The Rooster awoke. And the first two things he did were one: to breathe deeply— wholly & from the gut— & to love himself. Staring up at the blank ceiling from his bed, and feeling all of the love he had for any external thing— an artwork, book, film, other animal, ideal or principle, place or song, anythingelseatall— and take that love emanating from his heart & shower it back upon the entirety of his self. The image: the self as fountain.
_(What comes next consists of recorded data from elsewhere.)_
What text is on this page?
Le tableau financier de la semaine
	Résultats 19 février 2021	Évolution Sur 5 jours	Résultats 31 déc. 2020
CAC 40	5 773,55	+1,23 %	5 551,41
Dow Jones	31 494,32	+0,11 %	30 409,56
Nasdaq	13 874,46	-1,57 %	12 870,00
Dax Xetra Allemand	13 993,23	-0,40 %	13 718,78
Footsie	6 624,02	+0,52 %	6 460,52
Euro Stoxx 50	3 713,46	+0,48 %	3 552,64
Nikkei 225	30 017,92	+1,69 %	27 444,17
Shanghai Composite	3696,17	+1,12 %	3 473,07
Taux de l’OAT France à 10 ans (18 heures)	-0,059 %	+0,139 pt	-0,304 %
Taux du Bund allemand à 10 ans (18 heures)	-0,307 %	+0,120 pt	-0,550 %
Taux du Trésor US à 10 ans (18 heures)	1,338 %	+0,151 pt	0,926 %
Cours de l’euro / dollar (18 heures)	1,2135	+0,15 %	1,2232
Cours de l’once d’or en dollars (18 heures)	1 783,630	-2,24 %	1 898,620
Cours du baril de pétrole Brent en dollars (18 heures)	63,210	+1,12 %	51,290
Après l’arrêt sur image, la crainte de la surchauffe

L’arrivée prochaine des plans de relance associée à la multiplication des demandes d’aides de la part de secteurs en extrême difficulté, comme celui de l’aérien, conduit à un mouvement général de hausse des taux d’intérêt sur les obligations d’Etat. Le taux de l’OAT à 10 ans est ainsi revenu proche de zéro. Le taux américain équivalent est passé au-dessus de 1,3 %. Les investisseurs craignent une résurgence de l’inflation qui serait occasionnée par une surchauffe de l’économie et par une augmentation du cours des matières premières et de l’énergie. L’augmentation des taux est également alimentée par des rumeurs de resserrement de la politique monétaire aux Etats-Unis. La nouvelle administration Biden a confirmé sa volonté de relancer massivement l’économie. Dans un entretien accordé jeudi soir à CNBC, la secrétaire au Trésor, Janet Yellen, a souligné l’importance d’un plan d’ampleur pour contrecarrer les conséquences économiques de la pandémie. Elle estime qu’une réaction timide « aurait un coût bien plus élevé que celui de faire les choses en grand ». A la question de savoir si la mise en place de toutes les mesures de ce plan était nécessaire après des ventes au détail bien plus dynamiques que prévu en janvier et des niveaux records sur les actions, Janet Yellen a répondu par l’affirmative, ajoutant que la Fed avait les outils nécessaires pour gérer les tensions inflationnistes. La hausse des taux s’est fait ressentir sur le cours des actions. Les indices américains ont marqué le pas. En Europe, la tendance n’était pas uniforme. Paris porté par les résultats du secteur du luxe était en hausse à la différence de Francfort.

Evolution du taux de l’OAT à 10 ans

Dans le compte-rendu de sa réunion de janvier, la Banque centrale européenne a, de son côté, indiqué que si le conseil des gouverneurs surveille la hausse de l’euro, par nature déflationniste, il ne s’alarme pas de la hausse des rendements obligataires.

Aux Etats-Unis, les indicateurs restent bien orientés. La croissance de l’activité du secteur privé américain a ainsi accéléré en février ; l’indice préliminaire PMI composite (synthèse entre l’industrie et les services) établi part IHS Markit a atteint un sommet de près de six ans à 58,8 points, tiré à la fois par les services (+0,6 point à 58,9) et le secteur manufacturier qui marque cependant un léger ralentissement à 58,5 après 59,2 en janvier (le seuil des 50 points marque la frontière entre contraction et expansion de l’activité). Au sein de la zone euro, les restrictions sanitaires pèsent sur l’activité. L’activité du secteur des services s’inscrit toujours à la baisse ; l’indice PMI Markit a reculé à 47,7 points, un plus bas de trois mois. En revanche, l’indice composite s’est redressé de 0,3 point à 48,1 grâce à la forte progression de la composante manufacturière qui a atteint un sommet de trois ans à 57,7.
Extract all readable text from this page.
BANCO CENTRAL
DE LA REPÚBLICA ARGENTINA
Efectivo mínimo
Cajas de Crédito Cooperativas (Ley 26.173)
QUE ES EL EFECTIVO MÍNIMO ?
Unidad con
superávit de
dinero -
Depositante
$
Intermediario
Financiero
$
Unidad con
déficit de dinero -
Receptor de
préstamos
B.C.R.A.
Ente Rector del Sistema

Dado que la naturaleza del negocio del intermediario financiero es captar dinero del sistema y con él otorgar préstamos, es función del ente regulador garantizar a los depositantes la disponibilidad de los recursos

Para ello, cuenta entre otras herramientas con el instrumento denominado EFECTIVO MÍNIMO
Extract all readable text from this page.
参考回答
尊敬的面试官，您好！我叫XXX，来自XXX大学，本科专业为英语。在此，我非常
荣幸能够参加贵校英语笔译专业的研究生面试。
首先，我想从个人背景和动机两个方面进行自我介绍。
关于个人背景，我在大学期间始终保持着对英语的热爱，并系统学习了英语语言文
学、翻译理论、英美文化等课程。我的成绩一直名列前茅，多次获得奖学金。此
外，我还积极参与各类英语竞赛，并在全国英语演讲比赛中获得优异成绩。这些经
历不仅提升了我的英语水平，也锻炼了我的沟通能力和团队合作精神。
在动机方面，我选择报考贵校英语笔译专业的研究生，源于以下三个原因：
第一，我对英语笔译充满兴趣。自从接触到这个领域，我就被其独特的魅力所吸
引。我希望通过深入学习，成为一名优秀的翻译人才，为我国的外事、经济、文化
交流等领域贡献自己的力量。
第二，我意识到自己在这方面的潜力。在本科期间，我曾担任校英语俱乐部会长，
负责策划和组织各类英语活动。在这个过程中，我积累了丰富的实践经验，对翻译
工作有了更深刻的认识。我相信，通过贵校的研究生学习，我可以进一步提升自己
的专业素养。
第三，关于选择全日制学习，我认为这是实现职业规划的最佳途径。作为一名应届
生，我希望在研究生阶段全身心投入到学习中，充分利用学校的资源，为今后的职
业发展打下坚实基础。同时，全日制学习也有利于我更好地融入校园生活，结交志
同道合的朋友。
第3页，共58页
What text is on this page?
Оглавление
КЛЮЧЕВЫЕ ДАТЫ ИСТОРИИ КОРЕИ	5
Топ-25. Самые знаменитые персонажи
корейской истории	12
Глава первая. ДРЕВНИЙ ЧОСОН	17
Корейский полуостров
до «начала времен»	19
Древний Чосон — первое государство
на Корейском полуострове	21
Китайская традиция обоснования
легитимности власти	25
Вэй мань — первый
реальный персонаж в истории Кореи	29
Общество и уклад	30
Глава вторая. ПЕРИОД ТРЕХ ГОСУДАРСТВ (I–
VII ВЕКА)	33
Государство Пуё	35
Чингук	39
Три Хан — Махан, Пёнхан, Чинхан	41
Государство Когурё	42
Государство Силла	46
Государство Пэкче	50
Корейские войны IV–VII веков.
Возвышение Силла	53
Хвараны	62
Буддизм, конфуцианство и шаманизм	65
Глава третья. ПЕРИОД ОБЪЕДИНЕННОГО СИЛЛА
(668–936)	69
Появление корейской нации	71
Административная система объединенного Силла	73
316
And what struck him was this: the logic of it all, simple & true: all of this love he gave to others & other things: if he did not right now at this very critical moment in his life turn his heart upon himself: he would not survive. Therefore would he forfeit the possibility of loving all of the aforementioned. Put otherwise & perhaps more simply: if he wanted to keep loving the things he loved, he had to love himself first. Otherwise a misstep into an impossible-to-step-back-from darkness was all but certainty.

He told his revelation to Platy, waking her from her sleep to do so. She was tired & confused at first, hearing it all as if in a dream. The stars were out, the moon nigh full as well. After a few moments of getting her bearings, she nodded. And then said: “Yes, Yes you do— that’s what I was telling you about. You got it. Now do it. It’s one thing to know it, and quite another to do it. I see it in your eyes that you feel it; you’re on it. Now do it.”

And in this manner, the first of the heretofore closed doors were opened. Kangaroo was not perfect, was still quite rough around the certain edges in many ways. But he didn’t have to be perfect to be loved. And so loving himself— in all of his areas of perfection & failure both— was how he brought a start to his new day. And so the Fountain he became.

After a time, Platy turned back to K-Roo and said something more: “K-Roo. You know, if you become the Fountain, the goldfish are soon to come.” Before he could ask precisely what she meant, she had turned away with & on purpose, nestling back into his pouch: K-Roo had to— and so would soon— find out for himself.